On the positive side, data do show that watching television shows that elicit participation, like Dora the Explorer and Blue’s Clues, actually facilitates language development, as do shows that feature simple language in ways children can follow, like Clifford the Big Red Dog. Our Baby Signs® DVDs follow these same time-tested teaching strategies to promote infant learning. In fact, our own research shows that Baby Signs® DVDs actually teach babies signs—and we know that signs benefit babies in many ways, including social and emotional development as well as language and intelligence. 

 

SO WHY DID THE AAP STATE THINGS SO STRONGLY? 

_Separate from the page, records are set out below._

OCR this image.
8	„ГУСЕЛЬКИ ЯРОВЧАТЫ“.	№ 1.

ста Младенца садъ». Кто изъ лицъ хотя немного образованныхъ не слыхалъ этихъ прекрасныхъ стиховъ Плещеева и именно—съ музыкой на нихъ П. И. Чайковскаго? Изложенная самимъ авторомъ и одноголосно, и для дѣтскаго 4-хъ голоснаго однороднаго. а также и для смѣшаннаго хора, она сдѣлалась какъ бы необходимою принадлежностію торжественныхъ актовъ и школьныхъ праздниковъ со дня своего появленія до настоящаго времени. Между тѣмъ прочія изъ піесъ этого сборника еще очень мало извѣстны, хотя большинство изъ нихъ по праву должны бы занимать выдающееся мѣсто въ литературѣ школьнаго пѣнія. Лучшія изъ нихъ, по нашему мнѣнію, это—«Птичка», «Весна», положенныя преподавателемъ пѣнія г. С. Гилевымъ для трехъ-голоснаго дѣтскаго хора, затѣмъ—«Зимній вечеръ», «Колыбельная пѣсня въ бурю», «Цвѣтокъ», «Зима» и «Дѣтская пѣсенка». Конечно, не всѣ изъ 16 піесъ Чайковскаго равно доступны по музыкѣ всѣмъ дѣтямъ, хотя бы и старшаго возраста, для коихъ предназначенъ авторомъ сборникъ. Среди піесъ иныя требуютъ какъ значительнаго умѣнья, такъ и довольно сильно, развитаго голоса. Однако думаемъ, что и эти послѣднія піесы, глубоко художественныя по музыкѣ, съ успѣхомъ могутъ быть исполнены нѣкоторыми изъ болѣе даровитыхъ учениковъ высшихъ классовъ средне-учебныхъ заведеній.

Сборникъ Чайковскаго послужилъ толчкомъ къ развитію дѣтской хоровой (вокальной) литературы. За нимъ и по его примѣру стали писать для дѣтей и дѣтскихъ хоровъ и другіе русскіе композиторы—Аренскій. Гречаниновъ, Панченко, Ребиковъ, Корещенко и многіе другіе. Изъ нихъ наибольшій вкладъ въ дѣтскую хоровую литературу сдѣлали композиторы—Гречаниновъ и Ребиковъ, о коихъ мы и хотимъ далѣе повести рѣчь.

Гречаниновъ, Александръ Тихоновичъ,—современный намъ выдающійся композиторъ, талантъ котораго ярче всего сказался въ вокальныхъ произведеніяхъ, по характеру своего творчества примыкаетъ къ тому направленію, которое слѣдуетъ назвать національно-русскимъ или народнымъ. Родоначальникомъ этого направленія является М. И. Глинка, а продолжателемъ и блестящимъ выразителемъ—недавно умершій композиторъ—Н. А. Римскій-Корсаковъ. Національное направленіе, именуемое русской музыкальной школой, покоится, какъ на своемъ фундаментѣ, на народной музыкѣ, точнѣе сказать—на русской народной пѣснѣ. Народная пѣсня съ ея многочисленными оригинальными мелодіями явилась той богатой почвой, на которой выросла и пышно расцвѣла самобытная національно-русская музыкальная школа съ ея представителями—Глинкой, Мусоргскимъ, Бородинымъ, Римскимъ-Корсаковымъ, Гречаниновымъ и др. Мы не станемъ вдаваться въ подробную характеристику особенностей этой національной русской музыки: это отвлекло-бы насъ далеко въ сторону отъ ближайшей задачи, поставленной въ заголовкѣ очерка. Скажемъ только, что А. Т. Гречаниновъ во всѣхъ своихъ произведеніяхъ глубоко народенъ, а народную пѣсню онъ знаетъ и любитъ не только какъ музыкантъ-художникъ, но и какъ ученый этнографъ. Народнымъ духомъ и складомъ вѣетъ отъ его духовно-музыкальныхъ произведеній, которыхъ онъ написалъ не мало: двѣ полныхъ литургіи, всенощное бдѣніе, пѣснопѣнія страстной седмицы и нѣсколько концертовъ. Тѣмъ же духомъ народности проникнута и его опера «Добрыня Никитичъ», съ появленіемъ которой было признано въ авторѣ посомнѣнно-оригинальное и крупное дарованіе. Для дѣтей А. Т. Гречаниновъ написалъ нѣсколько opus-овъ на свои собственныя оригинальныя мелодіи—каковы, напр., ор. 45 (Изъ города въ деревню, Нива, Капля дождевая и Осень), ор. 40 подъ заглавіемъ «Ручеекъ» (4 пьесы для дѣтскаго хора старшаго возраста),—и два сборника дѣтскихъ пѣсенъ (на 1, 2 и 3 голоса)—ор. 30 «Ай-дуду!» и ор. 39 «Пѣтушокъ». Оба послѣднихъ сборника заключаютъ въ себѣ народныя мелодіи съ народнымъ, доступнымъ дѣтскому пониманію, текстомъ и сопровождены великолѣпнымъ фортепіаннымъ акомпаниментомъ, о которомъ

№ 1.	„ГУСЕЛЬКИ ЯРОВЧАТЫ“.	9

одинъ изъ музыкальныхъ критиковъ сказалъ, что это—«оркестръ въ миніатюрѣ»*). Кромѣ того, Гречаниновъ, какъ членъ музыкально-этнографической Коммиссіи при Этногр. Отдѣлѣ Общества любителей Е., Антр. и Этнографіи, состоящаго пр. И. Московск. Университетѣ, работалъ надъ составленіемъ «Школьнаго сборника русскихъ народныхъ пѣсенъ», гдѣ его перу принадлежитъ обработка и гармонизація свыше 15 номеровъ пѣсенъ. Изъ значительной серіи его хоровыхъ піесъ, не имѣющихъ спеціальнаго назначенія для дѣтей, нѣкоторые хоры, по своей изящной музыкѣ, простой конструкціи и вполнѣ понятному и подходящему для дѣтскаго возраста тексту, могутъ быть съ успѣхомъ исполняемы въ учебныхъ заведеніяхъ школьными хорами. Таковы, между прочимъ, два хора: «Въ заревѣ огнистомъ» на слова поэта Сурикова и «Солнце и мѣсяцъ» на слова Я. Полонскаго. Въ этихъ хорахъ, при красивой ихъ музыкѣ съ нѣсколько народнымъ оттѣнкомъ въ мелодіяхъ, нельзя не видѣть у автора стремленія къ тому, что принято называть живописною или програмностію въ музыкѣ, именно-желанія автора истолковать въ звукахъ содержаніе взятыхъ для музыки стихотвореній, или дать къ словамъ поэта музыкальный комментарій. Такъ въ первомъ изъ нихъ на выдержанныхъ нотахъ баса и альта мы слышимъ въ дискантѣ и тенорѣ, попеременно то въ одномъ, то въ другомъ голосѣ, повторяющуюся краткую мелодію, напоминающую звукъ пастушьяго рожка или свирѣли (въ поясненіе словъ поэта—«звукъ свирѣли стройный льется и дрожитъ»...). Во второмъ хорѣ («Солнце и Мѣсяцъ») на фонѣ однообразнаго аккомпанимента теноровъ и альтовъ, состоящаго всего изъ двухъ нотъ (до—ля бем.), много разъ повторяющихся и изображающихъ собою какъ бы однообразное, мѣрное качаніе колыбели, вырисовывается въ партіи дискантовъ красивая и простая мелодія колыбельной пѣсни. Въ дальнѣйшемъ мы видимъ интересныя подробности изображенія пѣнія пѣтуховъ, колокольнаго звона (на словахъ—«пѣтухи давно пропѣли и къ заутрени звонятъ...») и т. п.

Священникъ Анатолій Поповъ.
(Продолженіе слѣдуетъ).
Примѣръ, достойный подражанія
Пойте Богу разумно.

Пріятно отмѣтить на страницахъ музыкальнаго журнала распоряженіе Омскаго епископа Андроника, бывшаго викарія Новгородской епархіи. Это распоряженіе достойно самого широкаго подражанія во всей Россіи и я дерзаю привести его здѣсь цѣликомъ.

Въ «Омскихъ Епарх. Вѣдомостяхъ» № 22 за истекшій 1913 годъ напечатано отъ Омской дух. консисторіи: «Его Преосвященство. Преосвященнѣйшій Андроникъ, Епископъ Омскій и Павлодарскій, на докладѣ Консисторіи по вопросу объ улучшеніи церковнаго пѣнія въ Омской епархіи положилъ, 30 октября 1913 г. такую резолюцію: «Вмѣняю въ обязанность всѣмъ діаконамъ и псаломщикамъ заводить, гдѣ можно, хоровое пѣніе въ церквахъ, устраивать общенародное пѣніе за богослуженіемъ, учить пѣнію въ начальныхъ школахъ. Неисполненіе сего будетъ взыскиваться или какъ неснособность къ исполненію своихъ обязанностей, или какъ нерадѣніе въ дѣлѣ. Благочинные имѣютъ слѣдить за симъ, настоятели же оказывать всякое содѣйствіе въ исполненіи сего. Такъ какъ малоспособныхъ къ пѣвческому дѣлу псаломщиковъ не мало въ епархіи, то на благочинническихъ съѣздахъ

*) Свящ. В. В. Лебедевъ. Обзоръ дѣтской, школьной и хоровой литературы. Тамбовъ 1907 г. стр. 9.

I think I know why. My hunch comes from something I heard Dr. Benjamin Spock himself say once. He said that doctors often try to scare their patients in order to keep them from doing extreme things, like not taking their medications long enough. He gave the example of a doctor who says to a mother, “And if you don’t give your child these vitamins every single day, he’ll develop rickets!” He continued, “That’s how we make them pay attention!” 

 

I believe the AAP is really targeting parents who, routinely and for long periods of time, use TV as a babysitter, let their babies watch alone, and pay no attention to content. In other words, the AAP is trying to scare irresponsible parents into behaving responsibly. The problem is that parents who are by nature “responsible,” are now being made to feel like bad parents if they allow their babies any TV viewing at all. 

 

THE BOTTOM LINE 

Remember the old adage, “Everything in moderation”? Well, that seems to be the safest position on this issue, too. Television, like any other tool or toy, can be a wonderful addition to a young child’s life—if the content is high in quality and it is used responsibly.